Fashion & Beauty

Designer duds

Two weeks ago, fashion editors, bloggers and celebrities such as Kate Bosworth, Allison Williams and Zoe Saldana packed a Midtown venue for a first crack at the highly anticipated designer collaborations for Target and Neiman Marcus.

With sharp elbows and a five-product limit, the glitzy gals hit the 50-piece collection — endorsed by the CFDA and featuring a whopping 24 designers — in the hopes of snagging branded items like a $49.99 yoga mat from Diane von Furstenburg, an Alice + Olivia floral bicycle for $499.99 and a $29.99 Rag & Bone flask.

It was all covered breathlessly by style blogs, and model of the moment Karlie Kloss was featured in the campaign.

But the holiday collection has reportedly delivered a lump of coal for the retailers, with lackluster sales and loads of leftover inventory.

The effort failed to match the mammoth success of September 2011’s Missoni for Target range, which helped the store’s sales grow 5.3 percent for that month. (The rush for the Italian brand’s trademark stripes crashed the retailer’s Web site.)

“Some of the products were great and attractive, but they cost more than what Target shoppers are used to spending,” says Joanna Douglas, senior fashion and beauty editor for Yahoo Shine, of the Neiman Marcus for Target line.

And it has some fashion

folks wondering if the once-celebrated high/low capsule collections — which used to inspire near-riots among stylistas desperate to nab an anorak designed by Stella McCartney and priced by H&M — have jumped the shark.

“We were calling the Target-Neiman’s-CFDA partnership Collabapalooza, because the concept reached such exaggerated proportions,” says Kerry Folan, the national editor of the fashion and retail blog Racked.

“It’s become very formulaic at this point,” adds Mickey Boardman, editorial director of Paper Magazine and a front-row fixture at Fashion Week. “Everyone does them, and so they don’t really seem as special.”

Even the godfather of collaborations, H&M, reportedly saw its most recent collection with avant-garde fashion house Maison Martin Margiela flop.

According to Page Six, H&M dropped a mint on a star-studded affair to fete its mid-November release, but discounted clothing is languishing on the shelves.

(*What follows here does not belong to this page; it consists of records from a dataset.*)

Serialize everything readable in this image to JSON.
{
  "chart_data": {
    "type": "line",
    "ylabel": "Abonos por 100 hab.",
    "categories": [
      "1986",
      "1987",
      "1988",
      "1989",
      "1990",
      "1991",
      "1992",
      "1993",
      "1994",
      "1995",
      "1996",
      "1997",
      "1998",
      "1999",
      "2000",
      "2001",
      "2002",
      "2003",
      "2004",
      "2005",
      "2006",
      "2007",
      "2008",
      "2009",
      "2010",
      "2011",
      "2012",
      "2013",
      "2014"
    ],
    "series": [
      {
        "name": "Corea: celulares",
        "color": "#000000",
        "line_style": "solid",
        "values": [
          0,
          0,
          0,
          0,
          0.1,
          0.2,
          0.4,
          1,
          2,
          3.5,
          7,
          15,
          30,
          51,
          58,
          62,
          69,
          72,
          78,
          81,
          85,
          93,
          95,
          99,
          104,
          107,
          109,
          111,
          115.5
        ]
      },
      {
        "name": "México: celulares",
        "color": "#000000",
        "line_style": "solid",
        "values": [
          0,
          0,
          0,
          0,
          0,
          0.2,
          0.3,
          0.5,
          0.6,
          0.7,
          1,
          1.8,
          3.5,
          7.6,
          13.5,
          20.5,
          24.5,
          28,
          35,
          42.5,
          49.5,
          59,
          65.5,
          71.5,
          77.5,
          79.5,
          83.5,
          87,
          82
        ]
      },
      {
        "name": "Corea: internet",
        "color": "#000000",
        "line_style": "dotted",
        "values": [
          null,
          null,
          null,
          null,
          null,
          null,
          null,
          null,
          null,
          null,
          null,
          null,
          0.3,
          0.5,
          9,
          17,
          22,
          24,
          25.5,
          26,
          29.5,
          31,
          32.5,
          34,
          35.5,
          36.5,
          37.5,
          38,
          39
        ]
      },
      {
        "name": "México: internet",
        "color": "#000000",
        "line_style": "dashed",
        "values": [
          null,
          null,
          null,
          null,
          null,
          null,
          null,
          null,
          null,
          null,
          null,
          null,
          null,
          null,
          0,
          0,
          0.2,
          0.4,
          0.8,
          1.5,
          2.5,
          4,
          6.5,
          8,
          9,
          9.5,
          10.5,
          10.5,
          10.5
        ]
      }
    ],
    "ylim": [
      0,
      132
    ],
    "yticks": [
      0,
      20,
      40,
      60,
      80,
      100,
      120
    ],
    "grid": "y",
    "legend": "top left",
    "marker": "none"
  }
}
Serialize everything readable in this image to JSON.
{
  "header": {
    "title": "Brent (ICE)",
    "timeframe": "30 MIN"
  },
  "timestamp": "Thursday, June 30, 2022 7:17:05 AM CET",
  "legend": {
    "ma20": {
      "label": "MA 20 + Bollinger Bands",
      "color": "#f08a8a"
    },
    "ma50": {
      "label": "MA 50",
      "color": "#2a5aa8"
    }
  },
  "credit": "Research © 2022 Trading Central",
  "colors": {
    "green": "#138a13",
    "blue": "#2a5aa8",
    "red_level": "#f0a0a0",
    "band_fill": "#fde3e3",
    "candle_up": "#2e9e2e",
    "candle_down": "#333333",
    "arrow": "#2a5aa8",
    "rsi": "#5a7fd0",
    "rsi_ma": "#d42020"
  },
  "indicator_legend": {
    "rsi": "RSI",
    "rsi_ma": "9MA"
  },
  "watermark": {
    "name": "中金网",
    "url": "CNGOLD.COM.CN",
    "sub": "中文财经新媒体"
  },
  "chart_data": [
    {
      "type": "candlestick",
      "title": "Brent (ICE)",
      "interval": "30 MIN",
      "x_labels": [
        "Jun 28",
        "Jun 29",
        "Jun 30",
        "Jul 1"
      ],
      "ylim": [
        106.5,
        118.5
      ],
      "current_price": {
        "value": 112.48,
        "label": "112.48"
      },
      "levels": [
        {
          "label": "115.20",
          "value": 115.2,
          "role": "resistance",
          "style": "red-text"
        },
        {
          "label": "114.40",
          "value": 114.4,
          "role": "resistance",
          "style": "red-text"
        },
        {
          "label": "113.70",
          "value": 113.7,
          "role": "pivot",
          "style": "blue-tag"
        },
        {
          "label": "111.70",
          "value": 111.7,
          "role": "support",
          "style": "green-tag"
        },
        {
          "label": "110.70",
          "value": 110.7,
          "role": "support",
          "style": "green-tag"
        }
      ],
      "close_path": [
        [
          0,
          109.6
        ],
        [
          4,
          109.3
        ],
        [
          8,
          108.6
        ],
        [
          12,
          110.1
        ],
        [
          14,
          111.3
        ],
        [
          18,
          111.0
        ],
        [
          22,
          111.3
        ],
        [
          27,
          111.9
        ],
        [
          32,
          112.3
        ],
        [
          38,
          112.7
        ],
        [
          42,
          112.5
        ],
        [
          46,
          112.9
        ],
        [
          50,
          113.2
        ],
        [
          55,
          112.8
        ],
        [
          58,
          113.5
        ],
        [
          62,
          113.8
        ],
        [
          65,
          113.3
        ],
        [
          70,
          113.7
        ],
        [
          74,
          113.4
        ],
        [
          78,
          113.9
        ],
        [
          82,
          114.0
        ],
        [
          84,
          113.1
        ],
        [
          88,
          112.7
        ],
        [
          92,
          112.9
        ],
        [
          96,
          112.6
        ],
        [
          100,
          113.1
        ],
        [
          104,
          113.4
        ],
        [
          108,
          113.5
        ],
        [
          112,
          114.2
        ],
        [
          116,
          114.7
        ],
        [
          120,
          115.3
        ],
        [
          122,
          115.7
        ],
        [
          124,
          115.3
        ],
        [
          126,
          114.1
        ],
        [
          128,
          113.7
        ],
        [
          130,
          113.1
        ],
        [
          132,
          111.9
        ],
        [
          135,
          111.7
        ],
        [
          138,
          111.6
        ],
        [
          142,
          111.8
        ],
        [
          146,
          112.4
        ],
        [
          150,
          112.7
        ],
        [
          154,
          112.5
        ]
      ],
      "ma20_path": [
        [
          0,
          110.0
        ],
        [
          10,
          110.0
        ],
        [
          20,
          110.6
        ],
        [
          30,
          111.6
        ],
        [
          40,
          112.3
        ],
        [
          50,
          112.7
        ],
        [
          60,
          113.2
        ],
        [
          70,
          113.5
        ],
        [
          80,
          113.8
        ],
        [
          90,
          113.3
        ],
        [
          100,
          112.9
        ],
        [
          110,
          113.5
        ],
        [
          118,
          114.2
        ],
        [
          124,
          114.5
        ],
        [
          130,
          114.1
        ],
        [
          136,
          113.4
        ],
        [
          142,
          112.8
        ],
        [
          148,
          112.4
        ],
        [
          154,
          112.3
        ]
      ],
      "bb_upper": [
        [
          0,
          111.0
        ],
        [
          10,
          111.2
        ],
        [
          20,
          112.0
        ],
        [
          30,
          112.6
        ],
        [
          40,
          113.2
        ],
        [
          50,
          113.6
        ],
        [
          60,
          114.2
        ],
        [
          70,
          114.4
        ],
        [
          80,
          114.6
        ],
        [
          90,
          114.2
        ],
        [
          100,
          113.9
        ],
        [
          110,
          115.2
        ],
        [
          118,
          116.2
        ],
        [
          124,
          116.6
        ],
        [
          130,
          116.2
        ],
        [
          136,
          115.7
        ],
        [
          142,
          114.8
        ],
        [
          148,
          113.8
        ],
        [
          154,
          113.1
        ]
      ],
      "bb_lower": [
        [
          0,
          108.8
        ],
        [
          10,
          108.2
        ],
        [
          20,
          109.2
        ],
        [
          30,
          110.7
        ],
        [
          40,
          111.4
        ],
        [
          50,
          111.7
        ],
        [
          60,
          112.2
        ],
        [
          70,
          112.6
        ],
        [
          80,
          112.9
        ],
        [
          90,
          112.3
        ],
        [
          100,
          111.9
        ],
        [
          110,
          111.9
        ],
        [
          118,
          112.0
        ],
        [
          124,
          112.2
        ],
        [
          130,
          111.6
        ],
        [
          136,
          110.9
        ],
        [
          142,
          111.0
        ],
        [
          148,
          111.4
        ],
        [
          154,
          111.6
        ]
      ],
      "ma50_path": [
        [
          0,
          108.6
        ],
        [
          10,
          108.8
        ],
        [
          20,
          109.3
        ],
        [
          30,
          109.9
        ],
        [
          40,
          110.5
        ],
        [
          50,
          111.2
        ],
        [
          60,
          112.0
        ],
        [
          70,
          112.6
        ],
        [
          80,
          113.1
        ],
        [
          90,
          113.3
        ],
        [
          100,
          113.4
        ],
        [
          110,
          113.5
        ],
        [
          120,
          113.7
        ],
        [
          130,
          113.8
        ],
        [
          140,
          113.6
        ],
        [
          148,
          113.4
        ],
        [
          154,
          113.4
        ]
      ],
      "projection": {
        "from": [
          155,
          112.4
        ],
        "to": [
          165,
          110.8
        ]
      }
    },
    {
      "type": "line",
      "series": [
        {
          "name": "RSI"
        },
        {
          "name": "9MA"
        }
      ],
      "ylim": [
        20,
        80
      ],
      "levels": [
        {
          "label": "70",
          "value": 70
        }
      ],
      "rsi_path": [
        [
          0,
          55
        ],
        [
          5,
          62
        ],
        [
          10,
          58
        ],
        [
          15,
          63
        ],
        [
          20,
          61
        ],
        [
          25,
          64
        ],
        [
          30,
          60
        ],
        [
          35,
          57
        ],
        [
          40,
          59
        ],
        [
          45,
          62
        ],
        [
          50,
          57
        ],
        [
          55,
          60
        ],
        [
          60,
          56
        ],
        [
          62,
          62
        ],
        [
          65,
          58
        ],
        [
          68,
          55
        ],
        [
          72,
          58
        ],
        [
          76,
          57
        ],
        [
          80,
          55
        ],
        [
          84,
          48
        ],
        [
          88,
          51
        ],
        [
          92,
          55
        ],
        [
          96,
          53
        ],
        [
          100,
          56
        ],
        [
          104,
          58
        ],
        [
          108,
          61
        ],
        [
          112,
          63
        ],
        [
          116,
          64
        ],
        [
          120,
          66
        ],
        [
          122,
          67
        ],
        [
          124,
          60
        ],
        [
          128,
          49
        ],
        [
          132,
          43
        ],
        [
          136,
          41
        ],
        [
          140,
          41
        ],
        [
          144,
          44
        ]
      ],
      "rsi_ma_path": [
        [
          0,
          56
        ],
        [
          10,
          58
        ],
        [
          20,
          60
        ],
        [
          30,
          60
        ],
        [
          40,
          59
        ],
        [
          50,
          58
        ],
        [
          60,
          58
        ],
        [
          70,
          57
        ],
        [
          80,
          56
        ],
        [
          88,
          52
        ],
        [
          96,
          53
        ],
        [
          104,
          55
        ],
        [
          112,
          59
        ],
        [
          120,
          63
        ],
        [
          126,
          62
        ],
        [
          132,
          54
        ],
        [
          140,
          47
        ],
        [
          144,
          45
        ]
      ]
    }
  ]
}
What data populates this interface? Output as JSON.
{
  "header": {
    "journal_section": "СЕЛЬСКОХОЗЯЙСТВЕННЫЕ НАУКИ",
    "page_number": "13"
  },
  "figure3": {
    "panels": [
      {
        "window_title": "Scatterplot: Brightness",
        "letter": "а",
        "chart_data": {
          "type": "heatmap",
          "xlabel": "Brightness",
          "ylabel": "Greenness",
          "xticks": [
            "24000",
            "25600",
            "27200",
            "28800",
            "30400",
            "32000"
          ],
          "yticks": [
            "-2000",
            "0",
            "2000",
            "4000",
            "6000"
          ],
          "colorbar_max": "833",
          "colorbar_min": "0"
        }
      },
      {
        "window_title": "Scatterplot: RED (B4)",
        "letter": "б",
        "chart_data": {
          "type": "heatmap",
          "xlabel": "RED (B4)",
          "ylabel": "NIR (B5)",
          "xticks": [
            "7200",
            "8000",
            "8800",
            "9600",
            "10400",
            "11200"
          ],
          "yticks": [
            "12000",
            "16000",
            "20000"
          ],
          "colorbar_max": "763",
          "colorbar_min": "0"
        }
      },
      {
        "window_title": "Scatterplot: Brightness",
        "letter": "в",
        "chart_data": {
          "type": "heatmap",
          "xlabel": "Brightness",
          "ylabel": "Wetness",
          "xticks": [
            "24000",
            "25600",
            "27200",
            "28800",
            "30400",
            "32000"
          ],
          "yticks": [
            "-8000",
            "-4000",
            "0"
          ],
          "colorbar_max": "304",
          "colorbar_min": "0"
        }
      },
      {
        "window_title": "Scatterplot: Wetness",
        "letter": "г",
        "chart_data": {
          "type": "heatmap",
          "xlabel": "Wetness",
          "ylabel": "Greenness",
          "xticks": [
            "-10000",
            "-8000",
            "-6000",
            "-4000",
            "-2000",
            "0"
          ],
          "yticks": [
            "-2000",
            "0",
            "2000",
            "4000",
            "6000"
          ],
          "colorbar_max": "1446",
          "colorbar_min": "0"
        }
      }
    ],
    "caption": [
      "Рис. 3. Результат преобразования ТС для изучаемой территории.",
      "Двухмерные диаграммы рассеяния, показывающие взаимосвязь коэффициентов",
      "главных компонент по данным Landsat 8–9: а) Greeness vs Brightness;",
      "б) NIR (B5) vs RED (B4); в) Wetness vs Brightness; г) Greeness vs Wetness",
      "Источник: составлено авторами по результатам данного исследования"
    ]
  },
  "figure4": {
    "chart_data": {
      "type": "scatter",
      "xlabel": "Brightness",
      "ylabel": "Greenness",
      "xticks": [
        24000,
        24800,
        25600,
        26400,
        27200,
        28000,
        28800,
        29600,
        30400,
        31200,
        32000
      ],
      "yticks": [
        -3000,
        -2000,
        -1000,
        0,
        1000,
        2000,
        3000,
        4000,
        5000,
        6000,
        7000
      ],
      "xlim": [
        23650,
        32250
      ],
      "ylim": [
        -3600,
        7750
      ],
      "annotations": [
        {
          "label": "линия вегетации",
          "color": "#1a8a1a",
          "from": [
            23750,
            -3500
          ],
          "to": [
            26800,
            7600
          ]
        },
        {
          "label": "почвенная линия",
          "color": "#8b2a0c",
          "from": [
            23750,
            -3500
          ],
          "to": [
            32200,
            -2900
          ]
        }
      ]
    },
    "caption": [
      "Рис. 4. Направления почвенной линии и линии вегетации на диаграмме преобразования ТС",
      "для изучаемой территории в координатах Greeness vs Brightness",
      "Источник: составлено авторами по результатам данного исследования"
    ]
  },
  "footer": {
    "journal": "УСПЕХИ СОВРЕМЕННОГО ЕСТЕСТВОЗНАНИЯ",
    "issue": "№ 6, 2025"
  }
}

“Getting a Margiela dress for a few hundred dollars is not a good deal,” notes Douglas. “People in middle America on a budget are concerned with trends, but these avant-garde pieces are outrageous.”

Since the high/low recipe started in 2004 — when H&M teamed up with Karl Lagerfeld — it’s been copied many times, with retailers ranging from Macy’s to Target saturating the market. Lately, both stores have even tapped non-designers SoHo boutique Kirna Zabete and quirky Vogue Japan editor Anna Dello Russo to roll out fashion collections.

“Initially, this was such a great idea: getting designer items for less. But as time has gone on, some of them haven’t been that great, and price points have gone higher,” says Douglas.

Recognizable logos or prints seem to be most enticing to shoppers, she adds. “I think Target should do a line with Pucci next. [Shoppers] want obvious pieces, and those are always the first ones to sell out,” she says. “Obviously, everyone would want anything with a Chanel logo.”

Many fashion lovers also say they’ve become underwhelmed by the quality of collaborations.

“A lot of times, you see something and buy it because you want a piece of a collection. When you get it home, you examine the material, see how it fits, and ask yourself, ‘Why did I buy this?’ ” says Douglas, who observed a lot of returns for the Jason Wu for Target line.

The backlash seems to have stung. Last month, amid rumors that Givenchy was set to link up with H&M, the Swedish chain declared it was shelving any designer collaborations for spring 2013.

“We decided to skip it, as we have had so many this year. So it’ll be something for next November,” an H&M executive told the UK’s Telegraph.

Shoppers’ reaction to the announcement was telling. Instead of staging a protest demanding low-priced Givenchy goods, most people simply shrugged.

Folan says her readers weren’t upset by the news. “I think the frenzy has peaked.”